Switching tracks, last June, my mom had heart surgery for an anerysm that needed to be repaired. While she was on the road to recovery, they hired a nanny. I took the nanny to a few of the sites, and one of them being the beach. I love going to the beach. There is a peacefulness in being there. When my sister died, we had her cremated and put her ashes in the ocean. The ceremony was beautful, and like the right way to say good-bye to my sister. Maybe that’s why when I go to the ocean, I think of my sister, but I never really feel sad, upset, angry, or what have you about her lung cancer and death. But, the day I came back from the beach with the nanny, I went into my mom’s room to talk with her a bit.
A few days later, my mom suggested we go to the Charles M. Schultz museum. I asked my dad to come with us, and he said he would but then changed his mind because he didn’t want to leave my mom alone for so long, even though she said she would be fine, and we were only a phone call and five minutes away. So, the discussion about whether or not my dad was going to go flip-flopped until right before dinner the day we were going. We would leave after dinner.
I went to into my mom’s room to visit and talk with her.

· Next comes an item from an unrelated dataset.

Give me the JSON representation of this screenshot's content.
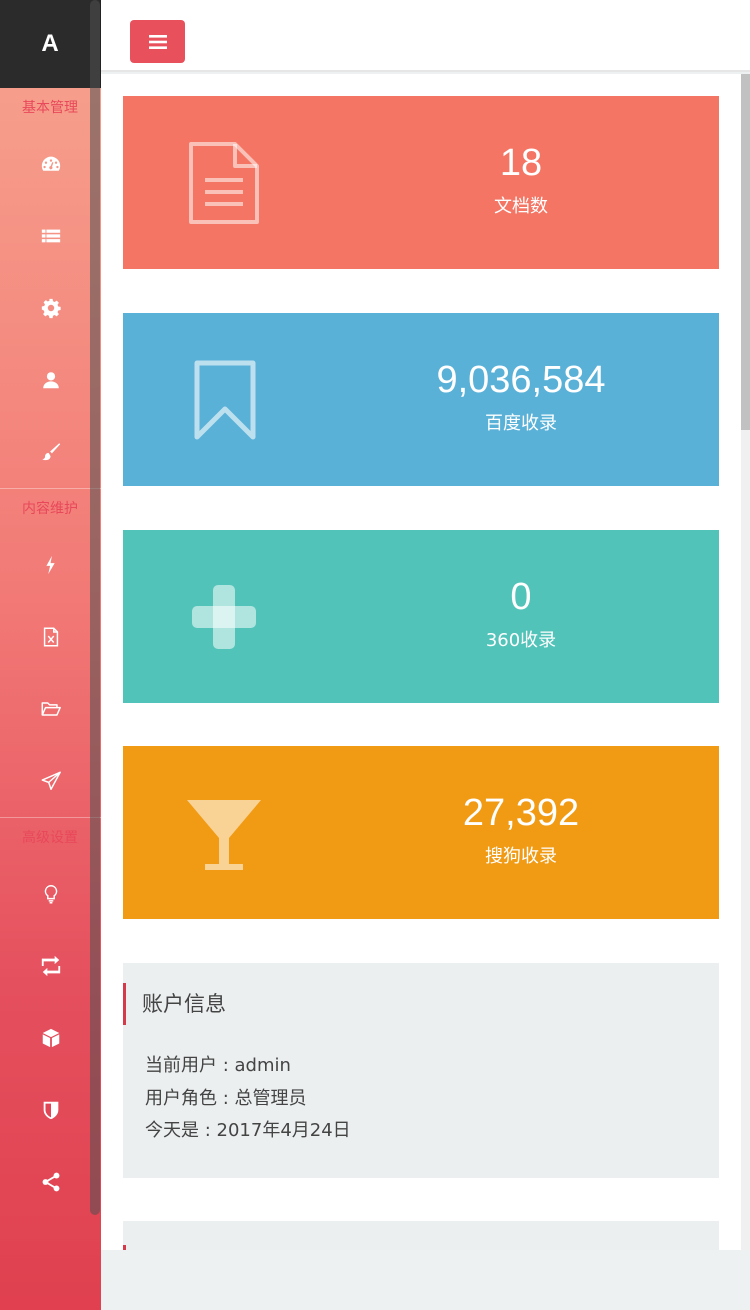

And I started talking about the museum and how we joked about me getting caught with everything when I tried to make trouble and what a good day that was even though we weren’t impressed with that museum. And then I told my mom I didn’t want to go to that museum by myself, and I broke down. And my mom told me she thought I would have had more of an issue with going to the beach. In the end, my dad went with me and the nanny to the museum.

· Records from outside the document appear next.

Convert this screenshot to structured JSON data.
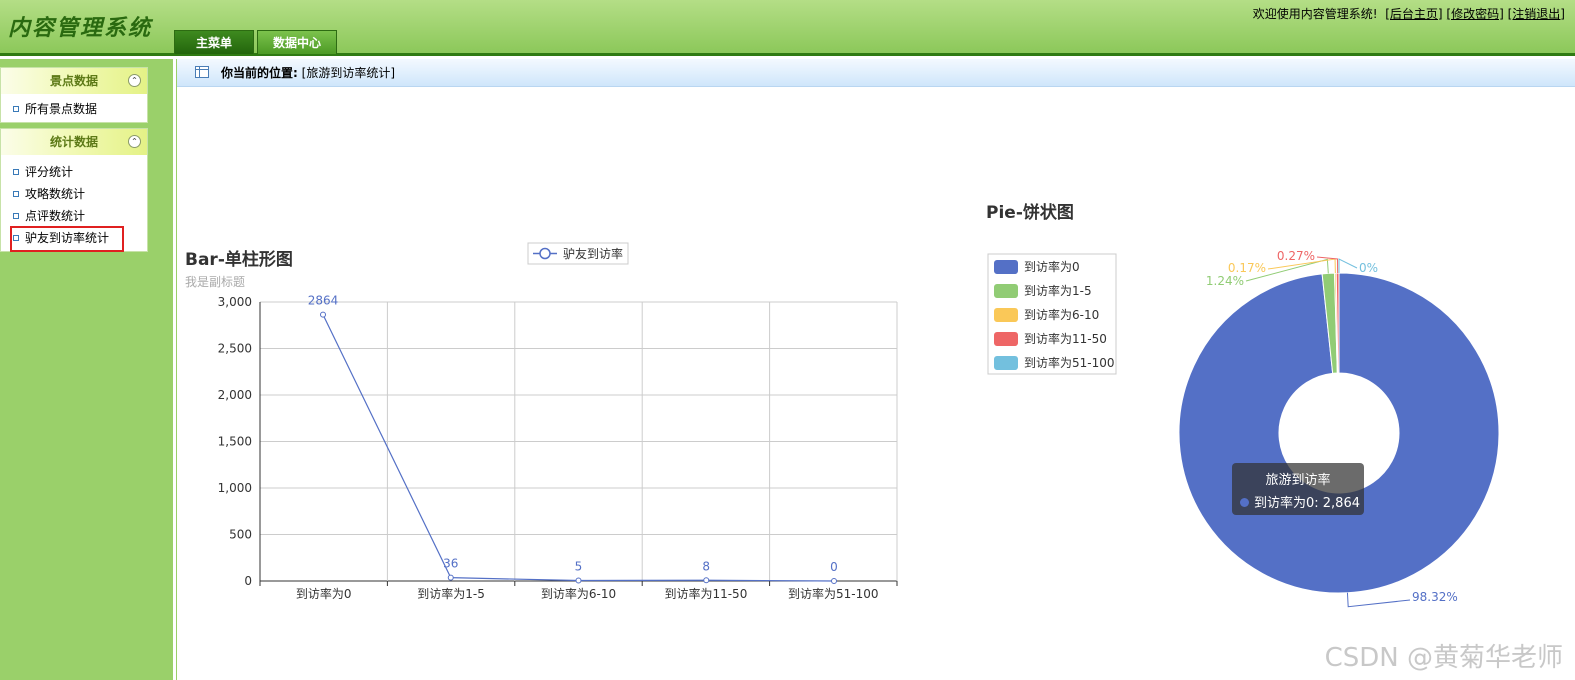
{
  "app": {
    "title": "内容管理系统",
    "welcome": "欢迎使用内容管理系统!",
    "links": [
      "[后台主页]",
      "[修改密码]",
      "[注销退出]"
    ]
  },
  "tabs": [
    {
      "label": "主菜单",
      "active": true
    },
    {
      "label": "数据中心",
      "active": false
    }
  ],
  "sidebar": {
    "panels": [
      {
        "title": "景点数据",
        "items": [
          "所有景点数据"
        ]
      },
      {
        "title": "统计数据",
        "items": [
          "评分统计",
          "攻略数统计",
          "点评数统计",
          "驴友到访率统计"
        ]
      }
    ],
    "selected_item": "驴友到访率统计"
  },
  "breadcrumb": {
    "label": "你当前的位置:",
    "value": "[旅游到访率统计]"
  },
  "line_chart": {
    "title": "Bar-单柱形图",
    "subtitle": "我是副标题",
    "legend": "驴友到访率"
  },
  "pie_chart": {
    "title": "Pie-饼状图"
  },
  "chart_data": [
    {
      "type": "line",
      "title": "Bar-单柱形图",
      "subtitle": "我是副标题",
      "categories": [
        "到访率为0",
        "到访率为1-5",
        "到访率为6-10",
        "到访率为11-50",
        "到访率为51-100"
      ],
      "series": [
        {
          "name": "驴友到访率",
          "values": [
            2864,
            36,
            5,
            8,
            0
          ],
          "color": "#5470c6"
        }
      ],
      "data_labels": [
        "2864",
        "36",
        "5",
        "8",
        "0"
      ],
      "ylim": [
        0,
        3000
      ],
      "yticks": [
        0,
        500,
        1000,
        1500,
        2000,
        2500,
        3000
      ],
      "ytick_labels": [
        "0",
        "500",
        "1,000",
        "1,500",
        "2,000",
        "2,500",
        "3,000"
      ],
      "grid": true,
      "legend_position": "top"
    },
    {
      "type": "pie",
      "title": "Pie-饼状图",
      "donut": true,
      "slices": [
        {
          "name": "到访率为0",
          "value": 2864,
          "percent_label": "98.32%",
          "color": "#5470c6"
        },
        {
          "name": "到访率为1-5",
          "value": 36,
          "percent_label": "1.24%",
          "color": "#91cc75"
        },
        {
          "name": "到访率为6-10",
          "value": 5,
          "percent_label": "0.17%",
          "color": "#fac858"
        },
        {
          "name": "到访率为11-50",
          "value": 8,
          "percent_label": "0.27%",
          "color": "#ee6666"
        },
        {
          "name": "到访率为51-100",
          "value": 0,
          "percent_label": "0%",
          "color": "#73c0de"
        }
      ],
      "legend_position": "left",
      "tooltip": {
        "title": "旅游到访率",
        "text": "到访率为0: 2,864"
      }
    }
  ],
  "watermark": "CSDN @黄菊华老师"
}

So, yeah, I am fine at the beach by myself, but I can’t go to the Charles M. Schultz museum by myself.
Thursday, Dan and I leave for Memphis, for Playing for a Cure. This is organized by a young woman, Jamie Young. Jamie does this event every year because she too has lung cancer. She is beating the diesease. She wants to help others do the same. I will be giving a speech that day. I have done this since the event started three years ago. It always feels like a fine line, giving the speech, like it could either be a day at the beach or a visit to the muesum. I am hoping it’s like a day at the beach.

I think your sister is so proud of her big sister and all you do in her name. You are a wonderful caring person and she shines through your beautiful words and stories. Having days or places that are tougher than others would be expected. I can’t wait to hear all about your trip and your speech.
Aww, Linda. I know exactly what you mean. Hugs. Good luck on your trip and on your speech. Your sister will be there, too.
There will be more beach days than museum days in the future, hon. One day at a time. xo
You have become your sister’s champion. Don’t stop now! (((Lynda)))
Lynda, that was lovely. I hope for a day at the beach for you.
first…kick some butt with your speech!
The beach is a lovely place to be…the Peanuts? not so much. But it’s a great story and a great GREAT picture!!! I’m sure your sister knows how much you love and miss her…and look at Calem! He was so tiny and beautiful!!
oh my ok I do not come here as often as I would like to or should but I love this post my dear. I os hope the beach is in your heart always!